The Yale School of Nursing (YSN) Class of 2023 will soon launch their careers across the country and around the world. With that in mind, YSN faculty are sharing their best advice for the next generation of Yale nurses, midwives, and nurse scientists ahead of Commencement on May 22.
Nicole Colline, DNP, APRN, FNP-C
Senior Lecturer in Nursing
Specialty Director for Family Nurse Practitioner (FNP) program
You’ve done it. You have conquered what millions dream of, yet most don’t have the privilege to chase. You have overcome adversities, broken barriers, challenged your innermost thoughts and beliefs, stepped outside comfort zones, and soared academically. Through the laughter and the tears, the hugs, and the departures, you have left your mark at YSN. Now it is time to change the world.
Always be present: patients see you, they feel you, they need you. Listen: you may be the only person who hears them. Empathize: people deserve to feel understood. Hold their hand: it may be the only warmth they’ve felt in decades. Explain the obvious, for knowledge is power.
Admit your faults, for honest providers are trustworthy providers. Be real, be kind, be human. Smile. Go the extra mile, as someone’s life may depend on it. Be unapologetically you. Stand up for what is right. Advocate for change — become politically active. The road less traveled may afford you personal and professional growth — seek new opportunities, yet relish the ones you’re immersed in.

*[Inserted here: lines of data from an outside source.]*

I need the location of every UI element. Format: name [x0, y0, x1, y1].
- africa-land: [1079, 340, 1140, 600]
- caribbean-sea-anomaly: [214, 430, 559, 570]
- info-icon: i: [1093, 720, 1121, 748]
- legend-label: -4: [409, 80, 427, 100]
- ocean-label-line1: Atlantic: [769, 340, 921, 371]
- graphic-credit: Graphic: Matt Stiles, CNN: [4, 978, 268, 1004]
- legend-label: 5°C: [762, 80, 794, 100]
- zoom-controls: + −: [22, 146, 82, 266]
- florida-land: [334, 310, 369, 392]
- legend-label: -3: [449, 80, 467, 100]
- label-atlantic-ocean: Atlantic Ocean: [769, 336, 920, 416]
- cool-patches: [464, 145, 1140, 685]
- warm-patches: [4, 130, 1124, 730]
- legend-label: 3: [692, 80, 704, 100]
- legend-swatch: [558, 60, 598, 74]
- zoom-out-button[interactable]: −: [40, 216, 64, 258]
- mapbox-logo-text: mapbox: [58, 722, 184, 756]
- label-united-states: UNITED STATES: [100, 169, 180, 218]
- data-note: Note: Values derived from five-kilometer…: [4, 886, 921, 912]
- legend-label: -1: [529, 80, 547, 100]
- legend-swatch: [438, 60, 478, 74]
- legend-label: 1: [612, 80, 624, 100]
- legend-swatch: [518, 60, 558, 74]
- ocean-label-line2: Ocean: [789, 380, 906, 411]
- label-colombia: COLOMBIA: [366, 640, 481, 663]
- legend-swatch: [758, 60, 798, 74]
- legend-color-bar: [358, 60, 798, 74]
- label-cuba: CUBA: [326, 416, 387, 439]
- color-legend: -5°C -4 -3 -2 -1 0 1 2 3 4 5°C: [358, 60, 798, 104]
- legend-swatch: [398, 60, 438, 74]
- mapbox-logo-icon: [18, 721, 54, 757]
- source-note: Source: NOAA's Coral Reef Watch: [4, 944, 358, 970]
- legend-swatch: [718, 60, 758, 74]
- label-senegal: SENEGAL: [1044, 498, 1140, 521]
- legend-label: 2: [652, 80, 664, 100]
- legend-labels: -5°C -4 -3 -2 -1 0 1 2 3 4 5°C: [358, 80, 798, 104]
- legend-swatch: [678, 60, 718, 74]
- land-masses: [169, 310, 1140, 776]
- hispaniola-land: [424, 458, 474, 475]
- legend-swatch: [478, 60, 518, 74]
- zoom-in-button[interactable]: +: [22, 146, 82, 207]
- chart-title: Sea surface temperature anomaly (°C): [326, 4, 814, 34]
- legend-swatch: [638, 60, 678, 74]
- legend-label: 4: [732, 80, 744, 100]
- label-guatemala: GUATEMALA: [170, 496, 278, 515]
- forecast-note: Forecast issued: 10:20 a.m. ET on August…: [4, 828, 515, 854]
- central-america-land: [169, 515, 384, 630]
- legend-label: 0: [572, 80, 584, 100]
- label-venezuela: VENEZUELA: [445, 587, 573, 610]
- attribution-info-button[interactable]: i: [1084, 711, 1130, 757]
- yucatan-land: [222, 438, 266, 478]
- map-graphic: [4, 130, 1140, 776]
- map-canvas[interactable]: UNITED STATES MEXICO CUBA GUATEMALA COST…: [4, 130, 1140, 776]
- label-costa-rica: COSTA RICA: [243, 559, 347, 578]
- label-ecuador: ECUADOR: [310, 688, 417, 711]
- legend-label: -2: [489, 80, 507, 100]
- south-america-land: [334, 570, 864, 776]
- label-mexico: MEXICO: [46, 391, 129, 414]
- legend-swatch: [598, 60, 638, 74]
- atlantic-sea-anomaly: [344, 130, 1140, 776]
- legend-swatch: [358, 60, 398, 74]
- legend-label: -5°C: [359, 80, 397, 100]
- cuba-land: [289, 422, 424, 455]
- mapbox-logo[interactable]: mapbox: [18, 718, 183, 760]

Remember that you are human: lean on family and friends, feel your emotions, listen to your gut, trust your instincts. Nursing is a calling. You have answered. YSN has paved the path for your success. Now it is time to fly.
Tina Walde ’08 MSN, DNP, APRN, PMHNP-BC, PMHCNS-BC
Lecturer in Nursing
Specialty Co-Director for Psychiatric Mental Health
Dear nurses, nurse practitioners, and nurse midwives: you are gifts to the world. Each day, you walk alongside others and help carry their toughest day, their greatest fear, their pain, their heartache, and their hopes. Long after our interactions, people and families will remember the nurses who stood beside them in these vulnerable moments. As a healer, you are part of a strong web of nurses who have come before you. Lean on, learn from, and lift each other up in this work of caring for humans.
Be uncompromising in supporting nursing’s core values of dignity, autonomy, integrity, altruism, and social justice as you raise the voices of the people and populations in your care. And at long last, when you finally sit down, take care of yourself with the same empathy and tremendous skill in which you care for others.
Mary-Ann Cyr ’90 MSN APRN, ACNP-BC
Senior Lecturer in Nursing
On the first day we met, I described how excited I was that you chose a career with endless opportunities. Throughout our classes, I repeatedly advised you to always keep your eyes wide open, question anything that just didn’t fit, and keep asking yourself: “How do I want to be wrong?”
I believed this advice would assist you in becoming an expert clinician.
The true key to success, however, is remaining passionate about your work. Let the passion you have today guide you through every interaction you will have with your patients, coworkers, and colleagues as you assume the extremely rewarding role of APRN.
S. Raquel Ramos, PhD, MBA, MSN, FNP, FNYAM, FAHA
As a nurse, always bring your best self to work. Work authentically by loving what you do. Always ask questions, and be receptive to feedback. Lead by example, and work as a team.
Mary Ann Camilleri, JD, BSN, RN, FACHE
Senior Lecturer in Nursing
Director of the Leadership, Systems and Policy DNP Program
Completing the DNP degree in Leadership, Systems and Policy is a distinction that will present opportunities and new challenges. It is also a deep obligation, a calling, to carry forward YSN’s mission of better health for all people.
The post-Covid healthcare environment underscores the need for healthcare that is inclusive, equitable, and sustainable. The demand for visionary, inclusive, and principled leaders could not be greater. Several of you have already answered the call to assume greater responsibility in leadership, and others are carefully considering next steps.
As you advance, use your power compassionately, humbly, and always for the benefit of others. Remember that your success is defined not only by what you accomplish, but how you accomplish it — with kindness, moral courage, and respect for all people. If you do so, there will be no need to chase rewards, the rewards will follow.
Hermine Poghosyan, PhD, MPH, BSN
My warmest congratulations on your graduation and well-deserved success. As we know, nursing is the nation’s largest and most trusted healthcare profession. At Yale School of Nursing, you have been trained as educators and leaders in patient care, research, and policy. You will provide high-quality, timely, and equitable care to everyone, and help our country achieve health equity. You will conduct cutting-edge research that will innovate patient care and how health care is delivered today and in the future. You will be involved in designing policies that will help our country continuously improve health care services.
I am sure today will be one of the many amazing and successful moments for you. Congratulations today, and my best wishes for all your tomorrows and next adventures!